In un quadro generale di moderni checks and balances, dunque, dobbiamo dare il giusto ruolo per quegli organi istituzionali come la Corte costituzionale che esercita la vigilanza sulla conformità delle leggi e per azioni civiche come quelle realizzate alla luce dell’art.118, u.c. della Costituzione, che sono volte alla cura dell’interesse generale. Si tratta di ruoli diversi – formali e sostanziali, se vogliamo definirli in qualche modo – che rendono la nostra democrazia più ricca, più inclusiva, più libera.
Una certa idea di sussidiarietà
Dovremmo dunque restare stupiti per il fatto che Vignali non colga questi ragionamenti? Ad una più attenta analisi, senz’altro no. Soprattutto per un motivo. Raffaello Vignali è stato il presidente della Compagnia delle Opere, ovvero di quel potente sistema di imprese sociali di ispirazione religiosa che da anni propaganda la sussidiarietà come strumento per aumentare i poteri della società nei confronti dell’invadenza dello Stato. Questa informazione supplementare chiarisce il disegno complessivo e ci conferma la sostanza dell’idea di sussidiarietà maturata in quegli ambienti. Si tratta, in realtà, di una versione corporativa e privatistica della sussidiarietà, nella quale non c’è lo spazio adeguato per la partecipazione dei cittadini alle politiche pubbliche.
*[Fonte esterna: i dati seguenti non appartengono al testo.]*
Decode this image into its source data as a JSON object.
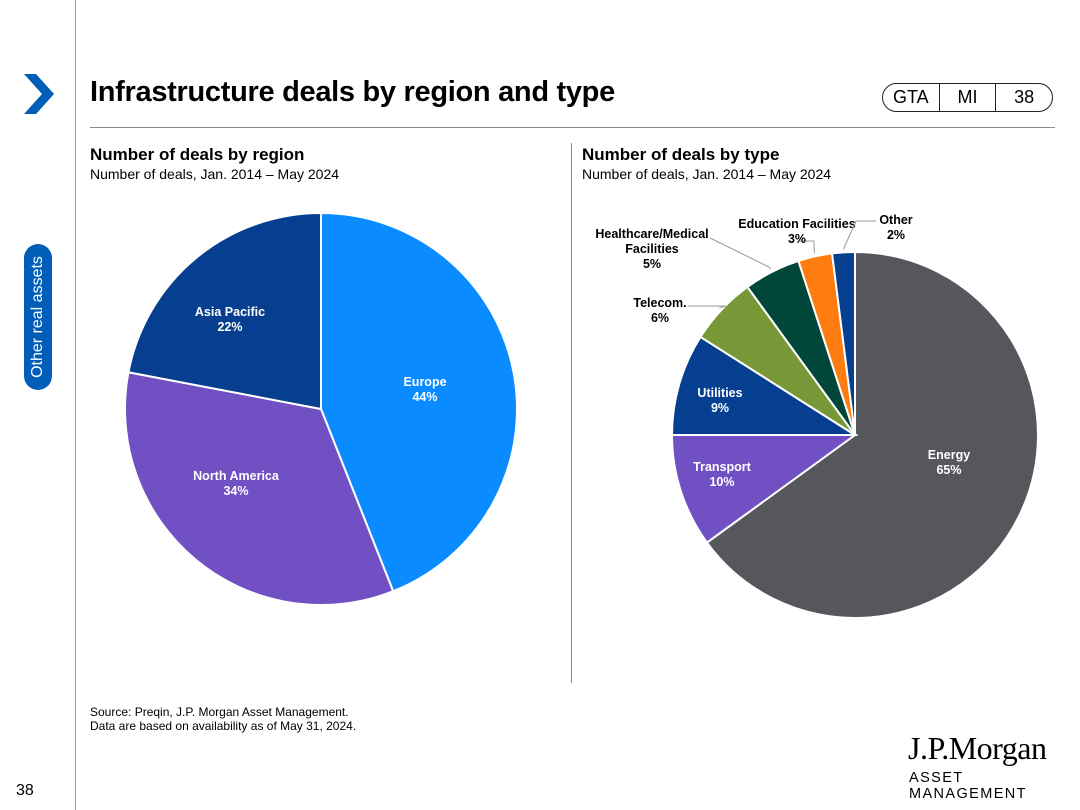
{
  "header": {
    "title": "Infrastructure deals by region and type",
    "tags": [
      "GTA",
      "MI",
      "38"
    ]
  },
  "sidebar": {
    "section_label": "Other real assets",
    "page_number": "38"
  },
  "footer": {
    "source_line1": "Source: Preqin, J.P. Morgan Asset Management.",
    "source_line2": "Data are based on availability as of May 31, 2024.",
    "logo_name": "J.P.Morgan",
    "logo_sub": "ASSET MANAGEMENT"
  },
  "colors": {
    "brand_blue": "#005EB8",
    "europe": "#0A8BFF",
    "north_america": "#7150C4",
    "asia_pacific": "#073F90",
    "energy": "#56575C",
    "transport": "#7150C4",
    "utilities": "#073F90",
    "telecom": "#789736",
    "healthcare": "#00463A",
    "education": "#FF7C10",
    "other": "#073F90"
  },
  "chart_data": [
    {
      "type": "pie",
      "title": "Number of deals by region",
      "subtitle": "Number of deals, Jan. 2014 – May 2024",
      "slices": [
        {
          "label": "Europe",
          "value": 44,
          "value_label": "44%",
          "color": "#0A8BFF"
        },
        {
          "label": "North America",
          "value": 34,
          "value_label": "34%",
          "color": "#7150C4"
        },
        {
          "label": "Asia Pacific",
          "value": 22,
          "value_label": "22%",
          "color": "#073F90"
        }
      ]
    },
    {
      "type": "pie",
      "title": "Number of deals by type",
      "subtitle": "Number of deals, Jan. 2014 – May 2024",
      "slices": [
        {
          "label": "Energy",
          "value": 65,
          "value_label": "65%",
          "color": "#56575C"
        },
        {
          "label": "Transport",
          "value": 10,
          "value_label": "10%",
          "color": "#7150C4"
        },
        {
          "label": "Utilities",
          "value": 9,
          "value_label": "9%",
          "color": "#073F90"
        },
        {
          "label": "Telecom.",
          "value": 6,
          "value_label": "6%",
          "color": "#789736"
        },
        {
          "label": "Healthcare/Medical Facilities",
          "value": 5,
          "value_label": "5%",
          "color": "#00463A"
        },
        {
          "label": "Education Facilities",
          "value": 3,
          "value_label": "3%",
          "color": "#FF7C10"
        },
        {
          "label": "Other",
          "value": 2,
          "value_label": "2%",
          "color": "#073F90"
        }
      ]
    }
  ]
}
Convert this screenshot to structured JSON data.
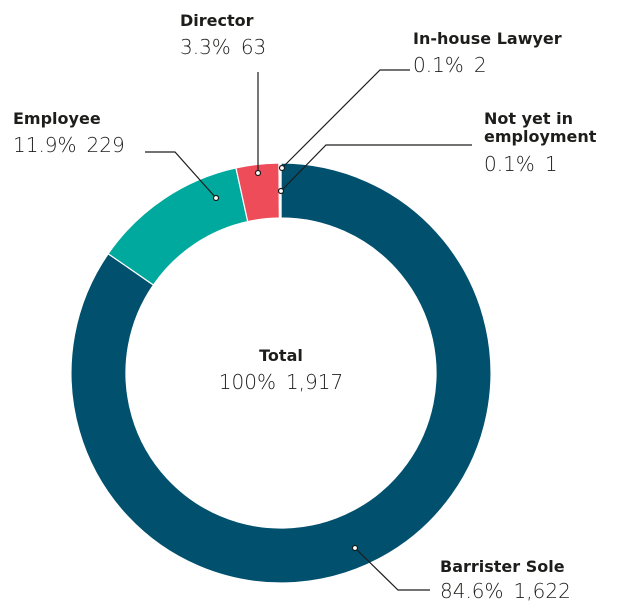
{
  "chart_data": {
    "type": "donut",
    "categories": [
      "Barrister Sole",
      "Employee",
      "Director",
      "In-house Lawyer",
      "Not yet in employment"
    ],
    "values": [
      1622,
      229,
      63,
      2,
      1
    ],
    "value_labels": [
      "1,622",
      "229",
      "63",
      "2",
      "1"
    ],
    "percentages": [
      84.6,
      11.9,
      3.3,
      0.1,
      0.1
    ],
    "percentage_labels": [
      "84.6%",
      "11.9%",
      "3.3%",
      "0.1%",
      "0.1%"
    ],
    "colors": [
      "#00506e",
      "#00a99d",
      "#ef4c5a",
      "#f7a541",
      "#7a3b8f"
    ],
    "total": {
      "label": "Total",
      "percentage_label": "100%",
      "value_label": "1,917"
    }
  }
}
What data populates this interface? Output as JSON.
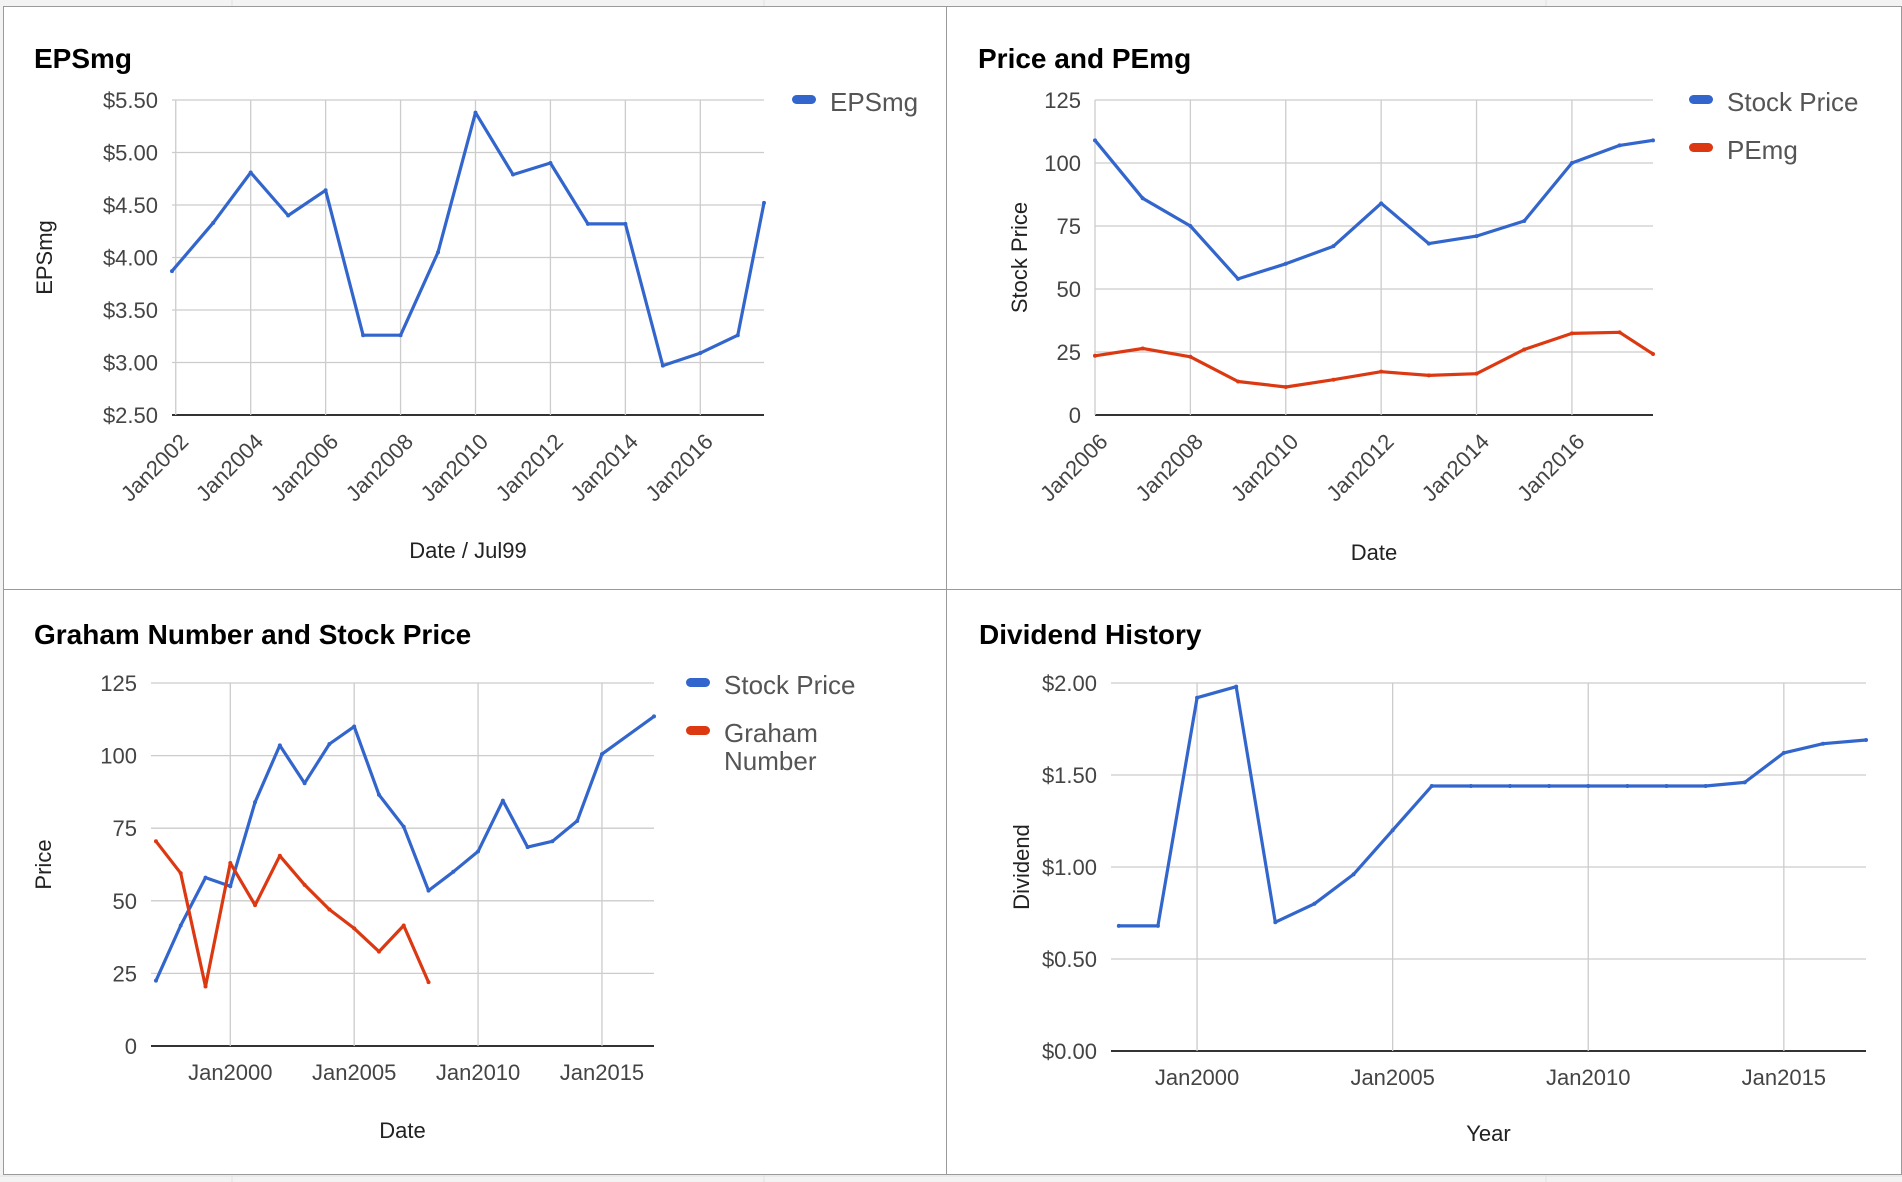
{
  "chart_data": [
    {
      "type": "line",
      "title": "EPSmg",
      "xlabel": "Date / Jul99",
      "ylabel": "EPSmg",
      "x_tick_labels": [
        "Jan2002",
        "Jan2004",
        "Jan2006",
        "Jan2008",
        "Jan2010",
        "Jan2012",
        "Jan2014",
        "Jan2016"
      ],
      "x_ticks": [
        2002,
        2004,
        2006,
        2008,
        2010,
        2012,
        2014,
        2016
      ],
      "xlim": [
        2001.9,
        2017.7
      ],
      "y_ticks": [
        2.5,
        3.0,
        3.5,
        4.0,
        4.5,
        5.0,
        5.5
      ],
      "y_tick_labels": [
        "$2.50",
        "$3.00",
        "$3.50",
        "$4.00",
        "$4.50",
        "$5.00",
        "$5.50"
      ],
      "ylim": [
        2.5,
        5.5
      ],
      "grid": true,
      "legend_position": "right",
      "series": [
        {
          "name": "EPSmg",
          "color": "#3366cc",
          "x": [
            2001.9,
            2003,
            2004,
            2005,
            2006,
            2007,
            2008,
            2009,
            2010,
            2011,
            2012,
            2013,
            2014,
            2015,
            2016,
            2017,
            2017.7
          ],
          "values": [
            3.87,
            4.33,
            4.81,
            4.4,
            4.64,
            3.26,
            3.26,
            4.05,
            5.38,
            4.79,
            4.9,
            4.32,
            4.32,
            2.97,
            3.09,
            3.26,
            4.52
          ]
        }
      ]
    },
    {
      "type": "line",
      "title": "Price and PEmg",
      "xlabel": "Date",
      "ylabel": "Stock Price",
      "x_tick_labels": [
        "Jan2006",
        "Jan2008",
        "Jan2010",
        "Jan2012",
        "Jan2014",
        "Jan2016"
      ],
      "x_ticks": [
        2006,
        2008,
        2010,
        2012,
        2014,
        2016
      ],
      "xlim": [
        2006,
        2017.7
      ],
      "y_ticks": [
        0,
        25,
        50,
        75,
        100,
        125
      ],
      "y_tick_labels": [
        "0",
        "25",
        "50",
        "75",
        "100",
        "125"
      ],
      "ylim": [
        0,
        125
      ],
      "grid": true,
      "legend_position": "right",
      "series": [
        {
          "name": "Stock Price",
          "color": "#3366cc",
          "x": [
            2006,
            2007,
            2008,
            2009,
            2010,
            2011,
            2012,
            2013,
            2014,
            2015,
            2016,
            2017,
            2017.7
          ],
          "values": [
            109,
            86,
            75,
            54,
            60,
            67,
            84,
            68,
            71,
            77,
            100,
            107,
            109
          ]
        },
        {
          "name": "PEmg",
          "color": "#dc3912",
          "x": [
            2006,
            2007,
            2008,
            2009,
            2010,
            2011,
            2012,
            2013,
            2014,
            2015,
            2016,
            2017,
            2017.7
          ],
          "values": [
            23.5,
            26.4,
            23.1,
            13.3,
            11.1,
            14,
            17.2,
            15.7,
            16.4,
            26,
            32.4,
            32.8,
            24.2
          ]
        }
      ]
    },
    {
      "type": "line",
      "title": "Graham Number and Stock Price",
      "xlabel": "Date",
      "ylabel": "Price",
      "x_tick_labels": [
        "Jan2000",
        "Jan2005",
        "Jan2010",
        "Jan2015"
      ],
      "x_ticks": [
        2000,
        2005,
        2010,
        2015
      ],
      "xlim": [
        1996.8,
        2017.1
      ],
      "y_ticks": [
        0,
        25,
        50,
        75,
        100,
        125
      ],
      "y_tick_labels": [
        "0",
        "25",
        "50",
        "75",
        "100",
        "125"
      ],
      "ylim": [
        0,
        125
      ],
      "grid": true,
      "legend_position": "right",
      "series": [
        {
          "name": "Stock Price",
          "color": "#3366cc",
          "x": [
            1997,
            1998,
            1999,
            2000,
            2001,
            2002,
            2003,
            2004,
            2005,
            2006,
            2007,
            2008,
            2009,
            2010,
            2011,
            2012,
            2013,
            2014,
            2015,
            2017.1
          ],
          "values": [
            22.5,
            41.5,
            58,
            55,
            84,
            103.5,
            90.5,
            104,
            110,
            86.5,
            75.5,
            53.5,
            60,
            67,
            84.5,
            68.5,
            70.5,
            77.5,
            100.5,
            113.5
          ]
        },
        {
          "name": "Graham Number",
          "color": "#dc3912",
          "x": [
            1997,
            1998,
            1999,
            2000,
            2001,
            2002,
            2003,
            2004,
            2005,
            2006,
            2007,
            2008
          ],
          "values": [
            70.5,
            59.5,
            20.5,
            63,
            48.5,
            65.5,
            55.5,
            47,
            40.5,
            32.5,
            41.5,
            22
          ]
        }
      ]
    },
    {
      "type": "line",
      "title": "Dividend History",
      "xlabel": "Year",
      "ylabel": "Dividend",
      "x_tick_labels": [
        "Jan2000",
        "Jan2005",
        "Jan2010",
        "Jan2015"
      ],
      "x_ticks": [
        2000,
        2005,
        2010,
        2015
      ],
      "xlim": [
        1997.8,
        2017.1
      ],
      "y_ticks": [
        0,
        0.5,
        1.0,
        1.5,
        2.0
      ],
      "y_tick_labels": [
        "$0.00",
        "$0.50",
        "$1.00",
        "$1.50",
        "$2.00"
      ],
      "ylim": [
        0,
        2
      ],
      "grid": true,
      "legend_position": "none",
      "series": [
        {
          "color": "#3366cc",
          "x": [
            1998,
            1999,
            2000,
            2001,
            2002,
            2003,
            2004,
            2005,
            2006,
            2007,
            2008,
            2009,
            2010,
            2011,
            2012,
            2013,
            2014,
            2015,
            2016,
            2017.1
          ],
          "values": [
            0.68,
            0.68,
            1.92,
            1.98,
            0.7,
            0.8,
            0.96,
            1.2,
            1.44,
            1.44,
            1.44,
            1.44,
            1.44,
            1.44,
            1.44,
            1.44,
            1.46,
            1.62,
            1.67,
            1.69
          ]
        }
      ]
    }
  ]
}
In quella concezione, piuttosto, si gioca un rapporto di scambio tra imprese e politica: le imprese erogano servizi alla persona in un mercato tutt’altro che libero perché in realtà è assistito e foraggiato dalla politica. Una sussidiarietà che magari non vive direttamente di sussidi economici, ma di favori e di aiuti, di preferenze partigiane, di spazi di scambio economico. In questa concezione di sussidiarietà il potere delle oligarchie non crea alcun problema, anzi, è funzionale al corretto funzionamento dello scambio di interessi. La forza d’impatto di queste ‘opere’ è legata alla connivenza e alla commistione di interessi con una rappresentanza politica assai poco devota dei beni comuni. Ecco perché il sostegno all'abuso di potere privatistico tipico di questa stagione politica e proprio del governo attualmente in carica è incondizionato.
Tutto è chiaro: in questo quadro, alla fine, che ce ne facciamo della Corte costituzionale?